HURT: Tide on roller coaster
The Southeastern Conference doesn't give an award for the most profound understatement at the SEC basketball tournament, but South Carolina coach Darrin Horn would be a viable candidate if there was such a trophy - even if he was saying more than he knew.
"They're a team that's a much different team than the first time we played them," Horn said when asked about Alabama.
The fact is, Alabama isn't just a different team since then. It is a different team every time it takes the court, so much so that it is surprising there has been enough continuity for the Crimson Tide to have reach the cusp of an NCAA Tournament bid, probably secure already and sure to be forthcoming if UA reverses its earlier defeat against South Carolina in this afternoon's game.
How tumultuous has this season been, personnel-wise? Alabama has used 14 different stating lineups in its 30 games. Eleven different players have started. By comparison, South Carolina - the worst team in the league, one that should be searching frantically for answers, has used seven different lineups.
Even the 14-lineup statistic doesn't completely describe the instability. For the first part of the season, Alabama had a relatively stable lineup, starting JaMychal Green, Trevor Releford, Tony Mitchell, Levi Randolph and Rodney Cooper. But by late January, that stability was gone. Alabama has not started the same five players in consecutive games since the back-to-back losses to Vanderbilt and Kentucky on Jan. 19 and 21. In the 11 games that followed, starting, appropriately enough, with South Carolina, Alabama has changed its starting lineup every single time out. That has included several different combinations - big lineups, small lineups, even a desperation lineup at LSU - so it's not just that Alabama is different than it was six weeks ago, but that it has transformed itself repeatedly in that time.
One might argue that a starting lineup is more symbolic than crucial, that Anthony Grant is taking a pointillist approach in which the first tick of the clock in the first half is just a single dot in the game, no more important than, say, the 12:37 mark of the second half. There have been cases over the last 11 games where starters have seen less than 10 minutes of total game time. But Grant does seem to use the staring lineup as motivation, or a reward, at times, so there must be some value to it.
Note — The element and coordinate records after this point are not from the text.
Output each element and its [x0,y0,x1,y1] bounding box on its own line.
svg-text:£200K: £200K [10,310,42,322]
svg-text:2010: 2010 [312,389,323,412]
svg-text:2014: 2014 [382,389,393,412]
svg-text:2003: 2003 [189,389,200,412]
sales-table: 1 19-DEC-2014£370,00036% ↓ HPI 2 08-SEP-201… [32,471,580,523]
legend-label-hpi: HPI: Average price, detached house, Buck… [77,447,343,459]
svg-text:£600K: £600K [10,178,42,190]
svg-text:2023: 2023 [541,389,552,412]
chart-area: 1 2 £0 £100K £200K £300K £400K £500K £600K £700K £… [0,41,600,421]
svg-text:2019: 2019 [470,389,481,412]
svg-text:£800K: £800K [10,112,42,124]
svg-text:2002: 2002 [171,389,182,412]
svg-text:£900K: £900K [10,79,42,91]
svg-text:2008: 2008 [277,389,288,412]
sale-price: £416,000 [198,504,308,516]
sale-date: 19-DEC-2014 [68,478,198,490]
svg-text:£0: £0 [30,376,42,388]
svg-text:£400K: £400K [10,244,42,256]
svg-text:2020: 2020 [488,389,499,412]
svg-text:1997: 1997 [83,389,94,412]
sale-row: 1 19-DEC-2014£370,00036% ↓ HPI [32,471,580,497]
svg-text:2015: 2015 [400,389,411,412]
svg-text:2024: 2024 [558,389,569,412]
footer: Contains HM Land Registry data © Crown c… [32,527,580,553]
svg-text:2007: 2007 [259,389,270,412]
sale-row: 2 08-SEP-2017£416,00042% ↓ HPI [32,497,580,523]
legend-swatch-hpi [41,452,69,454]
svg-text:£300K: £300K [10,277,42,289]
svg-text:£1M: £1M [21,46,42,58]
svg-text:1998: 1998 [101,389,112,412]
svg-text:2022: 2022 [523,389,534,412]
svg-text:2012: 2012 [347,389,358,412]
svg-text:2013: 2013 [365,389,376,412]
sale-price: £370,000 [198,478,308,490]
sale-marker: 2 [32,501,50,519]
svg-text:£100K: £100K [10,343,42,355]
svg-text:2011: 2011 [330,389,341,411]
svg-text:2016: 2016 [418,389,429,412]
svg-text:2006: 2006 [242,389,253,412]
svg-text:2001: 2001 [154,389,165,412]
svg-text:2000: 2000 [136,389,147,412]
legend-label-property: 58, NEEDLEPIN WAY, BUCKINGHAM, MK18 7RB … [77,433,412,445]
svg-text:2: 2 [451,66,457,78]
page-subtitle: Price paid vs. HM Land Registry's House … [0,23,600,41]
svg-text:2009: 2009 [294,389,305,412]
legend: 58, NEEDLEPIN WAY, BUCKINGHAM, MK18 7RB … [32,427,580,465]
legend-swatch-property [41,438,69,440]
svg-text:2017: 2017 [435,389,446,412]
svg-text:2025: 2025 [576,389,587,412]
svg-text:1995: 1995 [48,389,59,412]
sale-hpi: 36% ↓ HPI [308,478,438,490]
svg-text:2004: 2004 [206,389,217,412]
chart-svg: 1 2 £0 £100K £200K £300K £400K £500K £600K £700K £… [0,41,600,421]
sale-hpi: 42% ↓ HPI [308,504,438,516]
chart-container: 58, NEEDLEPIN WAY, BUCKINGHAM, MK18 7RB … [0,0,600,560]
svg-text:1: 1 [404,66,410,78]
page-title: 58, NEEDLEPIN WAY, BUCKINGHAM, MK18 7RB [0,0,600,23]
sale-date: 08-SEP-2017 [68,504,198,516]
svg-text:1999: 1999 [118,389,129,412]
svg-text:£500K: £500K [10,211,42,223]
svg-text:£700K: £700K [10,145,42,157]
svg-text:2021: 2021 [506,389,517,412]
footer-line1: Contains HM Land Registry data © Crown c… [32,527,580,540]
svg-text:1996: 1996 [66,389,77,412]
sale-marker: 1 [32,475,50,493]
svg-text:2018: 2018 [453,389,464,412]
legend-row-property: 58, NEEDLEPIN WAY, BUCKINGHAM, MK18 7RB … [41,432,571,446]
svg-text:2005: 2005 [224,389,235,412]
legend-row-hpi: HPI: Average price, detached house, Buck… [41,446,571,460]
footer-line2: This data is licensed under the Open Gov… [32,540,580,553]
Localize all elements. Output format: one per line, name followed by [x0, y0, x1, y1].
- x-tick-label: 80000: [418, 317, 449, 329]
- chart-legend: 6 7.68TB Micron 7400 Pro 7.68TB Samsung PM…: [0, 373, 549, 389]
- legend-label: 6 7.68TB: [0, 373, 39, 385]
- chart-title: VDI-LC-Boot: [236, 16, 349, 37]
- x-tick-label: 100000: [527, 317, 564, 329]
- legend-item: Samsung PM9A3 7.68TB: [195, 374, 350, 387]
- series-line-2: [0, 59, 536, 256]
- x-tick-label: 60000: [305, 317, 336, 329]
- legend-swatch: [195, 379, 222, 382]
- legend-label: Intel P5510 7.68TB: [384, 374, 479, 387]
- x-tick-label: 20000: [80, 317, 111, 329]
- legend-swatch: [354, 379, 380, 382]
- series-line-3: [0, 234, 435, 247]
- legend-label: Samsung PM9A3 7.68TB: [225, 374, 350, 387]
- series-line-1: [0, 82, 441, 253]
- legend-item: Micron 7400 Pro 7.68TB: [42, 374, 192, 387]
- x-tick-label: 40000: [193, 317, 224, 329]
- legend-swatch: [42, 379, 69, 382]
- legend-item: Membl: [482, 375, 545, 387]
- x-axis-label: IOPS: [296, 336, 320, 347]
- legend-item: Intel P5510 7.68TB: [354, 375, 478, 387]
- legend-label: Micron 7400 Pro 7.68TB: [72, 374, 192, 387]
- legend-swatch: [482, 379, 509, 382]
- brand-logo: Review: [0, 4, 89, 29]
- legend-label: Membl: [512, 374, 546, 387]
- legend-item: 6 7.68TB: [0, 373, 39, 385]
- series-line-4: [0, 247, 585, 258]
There are other statistical clues to the roller-coaster ride of the Crimson Tide. Even looking at the original starting lineup, with two freshmen and three veterans, it is obvious that the core of the team was Green, Mitchell and Releford.
Anyone looking at Alabama in the preseason, even conservatively, would have thought that trio would be worth 40 points per game, an average of 13.3 points per game. Over a 30-game season, that would total 1,200 points. But between injury, inconsistency and suspension, that trio hasn't come close. if you just look at per-game averages, you don't see the gap. But in total points, the three-man veteran core of the team has just 954 points - and in 16 SEC games, when you could have expected 640 points, they have just 402. That's nearly 15 points per game that Alabama has to find from players with less ability and less experience, and they haven't always found it.
Horn is definitely right about one thing - he will see a different Alabama team than the one he saw in January. Those who follow Alabama closely, though, know that you are likely to see a different Crimson Tide every single time it plays.